As the herd of musicians march into The Penguin, they are welcomed with cheers and a few confused stares. But as they begin playing the MU Fight Song, they are quickly accepted as normal bar aficionados, except with instruments. The leaders of the band (Spirit Chairs), Alex Williams and Nathan Underwood, conduct from the balcony above the stage while the color guard and flute players dance along with the set. The trumpets and trombones carry the tune of “Every True Son” while swinging horns evoke cheers and claps from the packed bar. The band breezes through a few songs, including Bruce Channel’s “Hey! Baby,” before leaving with a standing ovation after a short 10 minutes.

The musicians make the 15-minute walk to Bengals with their horns at their sides. About a dozen stragglers from the band join in for the only outdoor performance. They make it there around 11 p.m. and are greeted by a boozed-up crowd on the patio. A woman wearing a pink tiara jumps in front of Williams while he conducts — she almost falls in her ungodly high heels and micro-mini dress while gripping a plastic cup of an unknown, yet colorful, concoction. The crowd goes berserk: They sing along with the band as more people pour out of the bar to watch. Melanie Allen, a junior at MU and observer of the Band Bunch for three years, says that she loves the energy and spirit the band brings to their events.
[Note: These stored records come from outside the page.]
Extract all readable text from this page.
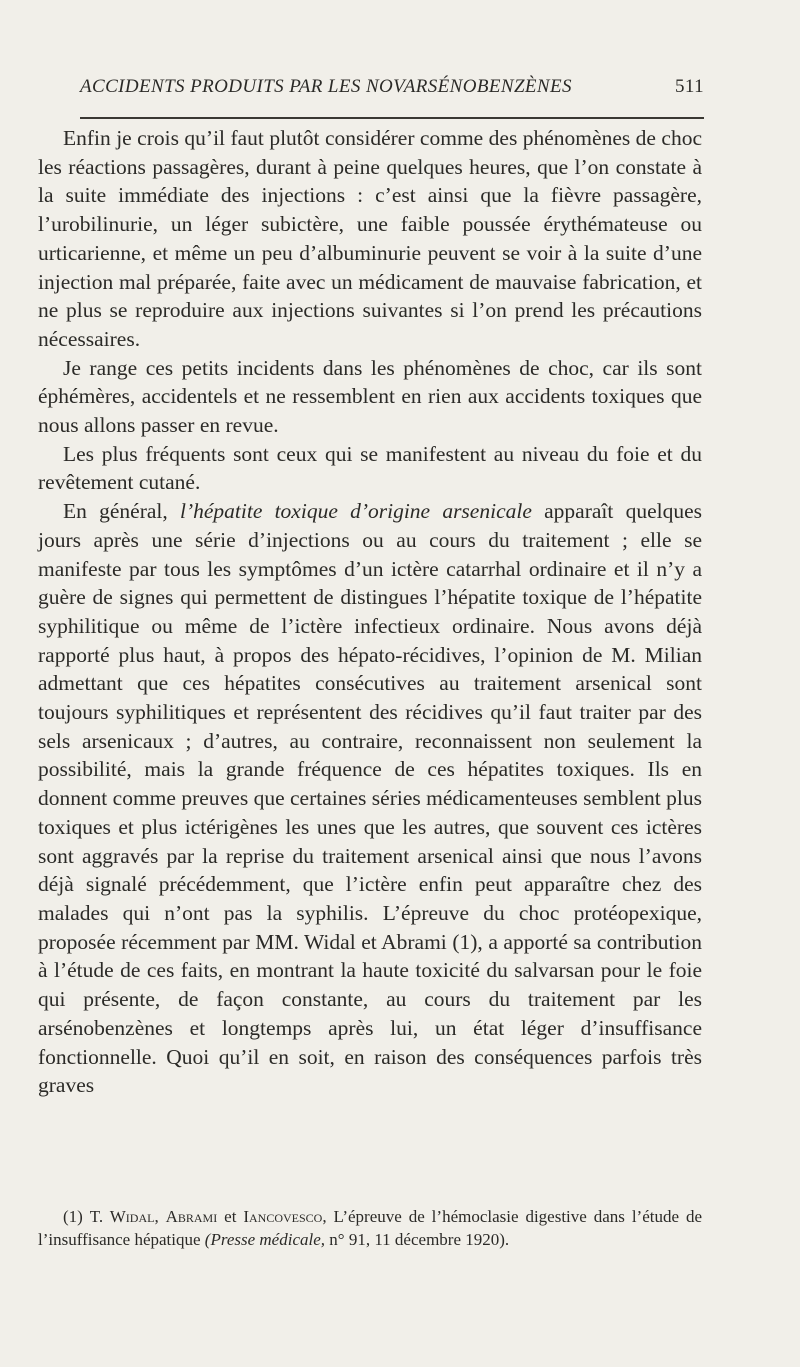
ACCIDENTS PRODUITS PAR LES NOVARSÉNOBENZÈNES	511

Enfin je crois qu’il faut plutôt considérer comme des phénomènes de choc les réactions passagères, durant à peine quelques heures, que l’on constate à la suite immédiate des injections : c’est ainsi que la fièvre passagère, l’urobilinurie, un léger subictère, une faible poussée érythémateuse ou urticarienne, et même un peu d’albuminurie peuvent se voir à la suite d’une injection mal préparée, faite avec un médicament de mauvaise fabrication, et ne plus se reproduire aux injections suivantes si l’on prend les précautions nécessaires.

Je range ces petits incidents dans les phénomènes de choc, car ils sont éphémères, accidentels et ne ressemblent en rien aux accidents toxiques que nous allons passer en revue.

Les plus fréquents sont ceux qui se manifestent au niveau du foie et du revêtement cutané.

En général, l’hépatite toxique d’origine arsenicale apparaît quelques jours après une série d’injections ou au cours du traitement ; elle se manifeste par tous les symptômes d’un ictère catarrhal ordinaire et il n’y a guère de signes qui permettent de distingues l’hépatite toxique de l’hépatite syphilitique ou même de l’ictère infectieux ordinaire. Nous avons déjà rapporté plus haut, à propos des hépato-récidives, l’opinion de M. Milian admettant que ces hépatites consécutives au traitement arsenical sont toujours syphilitiques et représentent des récidives qu’il faut traiter par des sels arsenicaux ; d’autres, au contraire, reconnaissent non seulement la possibilité, mais la grande fréquence de ces hépatites toxiques. Ils en donnent comme preuves que certaines séries médicamenteuses semblent plus toxiques et plus ictérigènes les unes que les autres, que souvent ces ictères sont aggravés par la reprise du traitement arsenical ainsi que nous l’avons déjà signalé précédemment, que l’ictère enfin peut apparaître chez des malades qui n’ont pas la syphilis. L’épreuve du choc protéopexique, proposée récemment par MM. Widal et Abrami (1), a apporté sa contribution à l’étude de ces faits, en montrant la haute toxicité du salvarsan pour le foie qui présente, de façon constante, au cours du traitement par les arsénobenzènes et longtemps après lui, un état léger d’insuffisance fonctionnelle. Quoi qu’il en soit, en raison des conséquences parfois très graves

(1) T. Widal, Abrami et Iancovesco, L’épreuve de l’hémoclasie digestive dans l’étude de l’insuffisance hépatique (Presse médicale, n° 91, 11 décembre 1920).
Most of the band is fairly coherent, but the rambunctious group produces a few stumbles and rowdy yells of their own as they walk through the streets of downtown. Underwood recounts how the pub crawlers of Columbia sometimes ask them to play as they walk from bar to bar, to which the band usually obliges.

At 11:30 the band ventures to Déjà Vu for the last and most dynamic stop on this journey. The bar’s security is strict and requires all minors to receive big X’s on their hands if they want to make it through the door. The band trickles in, and its members dance and drink until midnight when they begin their last performance. Most of the crowd is hammered and awkwardly bumps and grinds against one another to the traditional band music.

Ruebling says the disco craze of the late ’70s combined with the Tiger spirit of Déjà Vu’s former owner, Fred DiMarco, enticed the band to conclude its nights at the Vu. Sometimes the band is joined by Marching Mizzou alums, members of the color guard, the cheerleading squad and even some of the Trumans — all out of uniform, of course.

At the end of the night, the band separates and wanders home after the performance — not exactly the traditional definition of a band geek.